Hyatt Regency La Jolla Garners $147M in Sale to Hong Kong Fund
Hyatt Regency La Jolla Garners $147M in Sale to Hong Kong Fund
The Daily Transcript
07/31/19
Hyatt Regency La Jolla Garners $147M in Sale to Hong Kong Fund
The 14-story Hyatt Regency La Jolla hotel and the adjoining Sporting Club property have been sold for $147 million to GAW Capital Partners from Hong Kong.
By Thor Kamban Biberman
In what is being billed as the year’s most expensive lodging transaction in California, the Hyatt Regency La Jolla hotel and the adjoining Sporting Club space have been sold for $147 million in two separate transactions, according to Real Capital Analytics.
The sale price includes not just the real estate, but the furniture, fixtures and equipment. The exact price of the real estate itself couldn’t be confirmed.
The buyer of the Hyatt was Hong Kong-based GAW Capital Partners, according to CoStar. The sellers were identified by CoStar as Walton Street Capital and JMA Ventures.
The sale did not include the Aventine office building, which remains under a separate ownership.
The 417-room hotel and The Sporting Club previously sold for $118 million in May of 2015, according to CoStar.

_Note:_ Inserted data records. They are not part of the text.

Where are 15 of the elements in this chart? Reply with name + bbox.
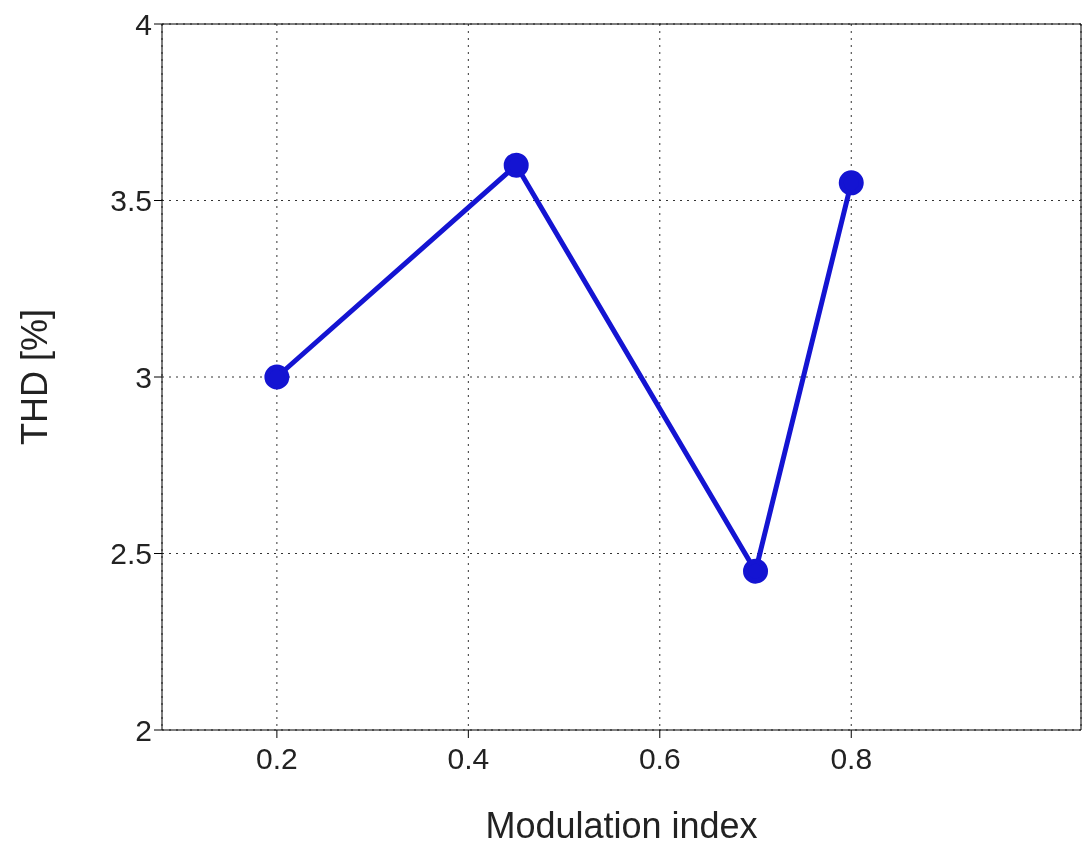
x-tick-label: 0.6 xyxy=(638,742,681,776)
y-axis-title: THD [%] xyxy=(13,308,55,446)
x-tick-label: 0.4 xyxy=(447,742,490,776)
x-axis-title: Modulation index xyxy=(485,805,758,846)
point xyxy=(503,152,529,178)
point xyxy=(838,170,864,196)
x-tick-label: 0.8 xyxy=(830,742,873,776)
x-tick-label: 0.2 xyxy=(256,742,298,776)
y-tick-label: 4 xyxy=(135,7,152,41)
point xyxy=(264,364,290,390)
y-tick-label: 3.5 xyxy=(110,184,152,218)
y-tick-label: 2 xyxy=(135,713,152,747)
y-tick-label: 2.5 xyxy=(110,537,152,571)
point xyxy=(743,558,769,584)
y-tick-label: 3 xyxy=(135,360,152,394)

The Hyatt, also known as the Hyatt at Aventine, is located at 3777 La Jolla Village Drive. Its rooms were recently updated.
The development features 17 suites, a pool, statuary, marble floors, 42,000 square feet of meeting spaces, a StayFit gym, three dining outlets, and wheelchair accessible rooms.
The Sporting Club is a 32,000-square-foot former gym space.
Both the 14-story hotel and the adjacent Aventine office building were developed by Jack Naiman in the late 1980s. The 219,987-square-foot Aventine office building and an adjacent retail building were last purchased for $150 million by The Rockpoint Group in June of 2015, according to CoStar.
Hyatt buyer GAW Capital is a private equity fund management company that focuses on global real estate markets. Its investments and developments cover an entire spectrum of real estate sectors, including residential development, commercial offices, retail malls, services apartments, hotels, and logistics.
Since its inception in 2005, the Hong Kong firm’s capital arm has raised five comingled funds targeting the greater China and Asia Pacific regions. The firm also manages value-add/opportunistic funds in the U.S. and Vietnam; a Pan-Asia hospitality fund; and a European Hospitality Fund among other ventures.
In all, GAW Capital has raised the equivalent of $13 billion since its inception, and manages approximately $23 billion in assets around the world.
When asked about the significance of the Hyatt sale, Atlas Hospitality Group president Alan Reay said, for now at least, it is a question of how high is up both in terms of price and in terms of hotel demand.
CoStar and Atlas Hospitality Group reported the year’s previous highest hotel transaction in California was Westbrook Partners’ nearly $127 million acquisition of the Loews Regency San Francisco.
The prices are not only climbing, the transactions are more frequent.
“Hotel transactions were up by 13 percent,” Reay said. “We were expecting to see a slowdown, but the appetite has been very, very strong, especially for trophy properties.”
Reay said what he is seeing is the reverse of the perfect storm.
“We are seeing record room revenues, record NOI (net operating income), and very favorable interest rates,” he said.
The hospitality industry expert said the hotel market continues to be strong, even with the growing presence of Airbnb.
“If Airbnb [wasn’t around], the market would be even stronger,” said Reay, adding it is hard for him to imagine a hotel market stronger than it is today.
“The demand for rooms has grown exponentially,” he said.
Reay, who said the current hotel market is basically a mirror image of the recession-fueled downturn in 2008, 2009, and 2010, said it is inevitable that there will be a downturn at some point.
“I just hope it’s a soft landing rather than a crash,” he said.